Bei der Geiselnahme wurden zuletzt tatsächlich drei Menschen von den Terroristen ermordet - wie Klein berichtet, ohne jede "militärische" Notwendigkeit, also ohne dass dies für den Erfolg der Geiselnahme notwendig gewesen wäre. Zwei der Morde beging Gabriele Kröcher-Tiedemann, einen Carlos selbst. (Vgl. die entsprechende Darstellung bei Klein 55-72) Dass Carlos ausgerechnet einen libyschen Diplomaten tötete, war ein erster Grund dafür, dass er zunehmend das Vertrauen seiner Auftraggeber verlor.

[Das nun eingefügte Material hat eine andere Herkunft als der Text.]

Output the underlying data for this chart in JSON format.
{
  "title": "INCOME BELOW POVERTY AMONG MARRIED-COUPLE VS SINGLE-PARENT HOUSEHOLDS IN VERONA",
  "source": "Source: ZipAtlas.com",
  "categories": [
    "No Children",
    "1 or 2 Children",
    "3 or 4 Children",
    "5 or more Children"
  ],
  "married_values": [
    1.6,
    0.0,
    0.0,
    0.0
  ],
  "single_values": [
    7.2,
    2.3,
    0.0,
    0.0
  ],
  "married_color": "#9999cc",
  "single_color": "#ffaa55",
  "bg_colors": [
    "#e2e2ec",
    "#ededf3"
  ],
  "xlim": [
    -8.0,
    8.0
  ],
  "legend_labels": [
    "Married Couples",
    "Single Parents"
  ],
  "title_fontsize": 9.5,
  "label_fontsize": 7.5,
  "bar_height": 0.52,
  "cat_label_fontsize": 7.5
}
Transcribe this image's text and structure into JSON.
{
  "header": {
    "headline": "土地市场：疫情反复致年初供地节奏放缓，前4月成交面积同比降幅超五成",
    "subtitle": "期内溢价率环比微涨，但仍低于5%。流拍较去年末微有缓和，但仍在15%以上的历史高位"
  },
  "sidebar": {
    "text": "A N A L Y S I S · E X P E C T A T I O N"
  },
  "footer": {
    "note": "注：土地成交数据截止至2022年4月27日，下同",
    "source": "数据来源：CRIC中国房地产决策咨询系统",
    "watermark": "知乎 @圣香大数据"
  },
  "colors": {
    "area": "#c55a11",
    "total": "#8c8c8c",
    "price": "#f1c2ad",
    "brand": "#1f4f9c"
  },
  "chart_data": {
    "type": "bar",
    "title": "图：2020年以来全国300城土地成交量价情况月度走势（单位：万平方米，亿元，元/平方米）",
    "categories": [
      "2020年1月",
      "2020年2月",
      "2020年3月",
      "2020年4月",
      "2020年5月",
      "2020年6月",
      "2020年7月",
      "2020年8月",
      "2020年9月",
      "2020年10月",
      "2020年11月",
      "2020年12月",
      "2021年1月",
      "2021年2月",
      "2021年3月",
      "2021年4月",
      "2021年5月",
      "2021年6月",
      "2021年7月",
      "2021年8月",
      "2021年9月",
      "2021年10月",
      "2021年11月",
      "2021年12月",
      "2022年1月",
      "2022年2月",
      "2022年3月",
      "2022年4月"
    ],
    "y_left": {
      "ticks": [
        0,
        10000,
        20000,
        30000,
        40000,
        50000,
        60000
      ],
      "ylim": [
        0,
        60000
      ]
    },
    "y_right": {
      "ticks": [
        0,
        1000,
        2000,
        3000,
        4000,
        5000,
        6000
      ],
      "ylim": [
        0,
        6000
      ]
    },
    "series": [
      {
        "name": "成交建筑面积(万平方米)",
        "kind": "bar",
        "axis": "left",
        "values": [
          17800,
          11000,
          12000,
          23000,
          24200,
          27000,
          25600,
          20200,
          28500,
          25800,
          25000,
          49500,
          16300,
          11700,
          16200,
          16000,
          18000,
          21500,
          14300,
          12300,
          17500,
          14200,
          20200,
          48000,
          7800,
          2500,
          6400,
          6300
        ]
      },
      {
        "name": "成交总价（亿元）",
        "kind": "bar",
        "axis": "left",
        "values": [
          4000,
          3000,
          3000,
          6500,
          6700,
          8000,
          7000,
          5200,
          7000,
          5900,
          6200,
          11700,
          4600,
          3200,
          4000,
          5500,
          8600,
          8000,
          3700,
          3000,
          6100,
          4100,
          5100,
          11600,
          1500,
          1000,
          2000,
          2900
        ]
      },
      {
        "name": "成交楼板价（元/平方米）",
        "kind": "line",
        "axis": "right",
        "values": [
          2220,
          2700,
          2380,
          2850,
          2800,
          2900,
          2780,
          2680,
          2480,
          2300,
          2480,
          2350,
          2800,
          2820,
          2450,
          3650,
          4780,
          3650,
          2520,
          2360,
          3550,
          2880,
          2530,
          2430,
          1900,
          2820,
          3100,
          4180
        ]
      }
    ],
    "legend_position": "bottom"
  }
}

Hans Joachim Klein wurde im Zuge der Geiselnahme bei einer Schießerei lebensgefährlich verletzt. Nach einigen Verhandlungen mit der österreichischen Regierung wurden alle Geiseln und die Geiselnehmer (mit Hans Joachim Klein, der aus dem Krankenhaus zum Flughafen gebracht wurde) in ein arabisches Land ausgeflogen. Carlos ermordete nicht - wie vorgesehen und von Haddad wohl befohlen - zwei als besonders feindselig betrachtete arabische Politiker, sondern handelte für die Befreiung der Geiseln wohl ein Lösegeld und weitere Versprechungen ihm selbst gegenüber aus, was Haddads Vorgaben widersprach. Als sich nach Kleins Genesung Carlos, Böse, Kuhlmann und er selbst bei Wadi Haddad im Südjemen wieder begegneten, wurden die deutschen Terroristen bald einem militärischen Training für eine Flugzeugentführung unterzogen. Klein begann Distanz zum Terrorismus zu entwickeln und sagte sich nach Entebbe von der RZ und vom Terror los. Carlos wurde nicht mit Entebbe beauftragt, wohl weil Haddads Vertrauen in ihn beeinträchtigt war. Insofern waren Böse und Kuhlmann diejenigen, die für diesen neuen Terrorakt als Aktive und sogar Anführer eingeplant wurden. Bis zum Juni 1976 wurden nach Kleins Darstellung in den Gesprächen im Südjemen noch viele weitere zukünftige Terroraktionen erwogen und diskutiert; die Vorschläge der deutschen Terroristen waren in diesem Zusammenhang sehr radikal. (Vgl. die Darstellung bei Klein 72-80, 204ff.)

 

Noch eine Nebenwirkung des OPEC-Attentats war die Traube-Abhöraffäre in der Bundesrepublik: Nachdem Hans Joachim Klein der deutschen Polizei als Attentäter von Wien bekannt geworden war, entdeckte diese Kleins Beziehungen mit der Anwältin Hornischer und Böse. Hornischer und Klein hatten kurz zuvor Klaus Traube besucht, einen Freund Hornischers, und sich mehrere Tage in dessen Haus aufgehalten. Da Traubes kommunistische Prägung bekannt war und er gleichzeitig führender Forscher auf dem Gebiet der Kernenergie war, entwickelte der bundesdeutsche Verfassungsschutz die nachvollziehbare Befürchtung, dass die Terroristen möglicherweise an Kernwaffen gelangen könnten. Diese Befürchtung erwies sich als völlig nichtig: Klaus Traube und auch Ingrid Hornischer war nicht der geringste Vorwurf zu machen; sie hatten von der RZ und deren Aktivitäten keinerlei Kenntnis. Da der Verfassungsschutz bei seiner Bespitzelung von Traube nicht den legalen Weg eingehalten hatte, löste dies Proteste und eine öffentliche Debatte aus, die zum Rücktritt des damaligen Innenministers Maihofer führte.